HPs NonStop servers, labeled Himalayas by Compaq, sell for an average of more than $1 million a piece. The complex 64-bit computing systems are highly valued for their ability to handle thousands of simultaneous transactions and their capability to continue operating even if hit with multiple hardware failures.
The robust computing systems are particularly favored by financial institutions and are used to run 15 of the worlds largest stock exchanges as well as automated teller machine networks for some of the nations largest banks.
At a news conference this morning, HP executives touted the addition of Compaqs NonStop servers to its product line and the release two new S-series servers that feature faster processors, larger memory and software upgrades.
"Todays announcement strengthens HPs high-end server lineup and demonstrates our strong commitment to the NonStop platform," said Scott Stallard, general manager of HPs Business Critical Systems, which prior to the Compaq buyout had no high-end fault-tolerant hardware that could match the Himalayas performance.
The new servers, labeled the S76000 and S86000, feature faster processors, more memory, improved hard drives and better networking capabilities than their predecessor, the S74000, which was introduced two years ago.
Combined with additional software enhancements, the S86000 offers up to a 90 percent performance improvement over the S74000. The S76000, which has half as much secondary memory cache as the S86000, offers up to a 50 percent boost in performance.
Both servers feature new RISC-based R140000 processors produced by MIPS Technologies Inc. and can come equipped with up to 16GB of main memory per processor.
The S86000 features a slightly faster version of the MIPS processor running at 550MHz, while the S76000s chips operate at 500MHz. Previously, the top NonStop server came equipped with MIPS R12000, which operated at 300MHz.
Another key performance difference between the two platforms is the size and type of their secondary memory cache, with the S86000 offering 8MB of DDR (double-data-rate) error-correction-code SDRAM (synchronous dynamic RAM) and the S76000 featuring 4MB of SDRAM.
HPs new servers also feature an updated version of its proprietary operating system, called NonStop Kernal (NSK).

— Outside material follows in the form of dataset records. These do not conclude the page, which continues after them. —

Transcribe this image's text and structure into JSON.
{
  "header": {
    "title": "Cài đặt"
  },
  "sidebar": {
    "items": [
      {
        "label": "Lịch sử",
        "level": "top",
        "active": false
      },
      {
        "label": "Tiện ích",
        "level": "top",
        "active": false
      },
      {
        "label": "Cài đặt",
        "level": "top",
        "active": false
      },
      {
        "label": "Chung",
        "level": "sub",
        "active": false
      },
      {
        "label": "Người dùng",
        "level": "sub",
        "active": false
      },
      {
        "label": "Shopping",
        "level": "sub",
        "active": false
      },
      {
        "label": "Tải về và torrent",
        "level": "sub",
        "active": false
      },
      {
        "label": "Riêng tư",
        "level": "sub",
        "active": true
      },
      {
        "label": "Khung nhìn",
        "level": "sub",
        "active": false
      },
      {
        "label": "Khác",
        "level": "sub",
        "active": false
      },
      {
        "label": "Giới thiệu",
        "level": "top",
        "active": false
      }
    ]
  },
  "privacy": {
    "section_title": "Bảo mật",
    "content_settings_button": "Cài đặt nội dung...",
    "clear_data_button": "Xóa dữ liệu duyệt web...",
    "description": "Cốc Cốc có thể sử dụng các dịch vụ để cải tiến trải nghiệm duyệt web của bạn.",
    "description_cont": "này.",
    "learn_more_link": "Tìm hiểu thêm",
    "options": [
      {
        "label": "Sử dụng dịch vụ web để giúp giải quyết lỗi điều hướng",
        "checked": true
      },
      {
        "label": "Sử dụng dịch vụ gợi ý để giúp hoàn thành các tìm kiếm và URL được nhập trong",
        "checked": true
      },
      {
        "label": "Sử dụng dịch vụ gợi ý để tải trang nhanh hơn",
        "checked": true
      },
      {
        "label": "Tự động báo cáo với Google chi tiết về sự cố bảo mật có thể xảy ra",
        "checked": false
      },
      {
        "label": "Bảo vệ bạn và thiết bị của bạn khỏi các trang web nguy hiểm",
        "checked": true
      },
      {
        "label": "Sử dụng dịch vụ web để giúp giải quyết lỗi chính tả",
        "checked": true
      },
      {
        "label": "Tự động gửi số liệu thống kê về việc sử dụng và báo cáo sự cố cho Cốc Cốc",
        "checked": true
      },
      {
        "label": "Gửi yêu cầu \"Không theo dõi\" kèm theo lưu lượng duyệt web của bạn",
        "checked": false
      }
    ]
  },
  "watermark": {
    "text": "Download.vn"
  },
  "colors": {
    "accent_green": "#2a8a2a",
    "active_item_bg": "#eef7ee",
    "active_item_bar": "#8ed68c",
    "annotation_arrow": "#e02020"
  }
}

Among its enhancements are heightened performance capabilities, an extensible compiler, and an ability to create and manage queues in a relational manner, which can boost operating times by doing such things as automatically partitioning queues.
The servers also can be equipped with a variety of enterprise software applications, including Java Virtual Machine, certified to be compliant at the SDK 1.3.1 level and made scalable for enterprise environments; an enhanced Java 2 Enterprise Edition (J2EE)-based enterprise application server (NonStop EAS Release 1.1); a fault-tolerant and scalable Java messaging service (NonStop JMS); powerful publish/subscribe functionality embedded in the database application SQL/MX 1.5; Java database connectivity (JDBC); and comprehensive support for Web services standards, including SOAP (Simple Object Access Protocol) and XML.
The NonStop server line was first developed by Tandem Computers Inc., which was acquired by Compaq in 1997. Despite the changes in ownership, many IT managers still refer to the high-end systems as Tandem servers.
Perhaps the most significant change in the NonStop lines history will occur in 2004, when HP will introduce the first system to be powered by Itanium processors, which were co-developed by HP and Intel Corp. The move will mark the first time the servers have utilized anything other than MIPS-based processors. By 2006, HP plans to migrate its entire NonStop line to Itanium, a chip that was introduced just last year.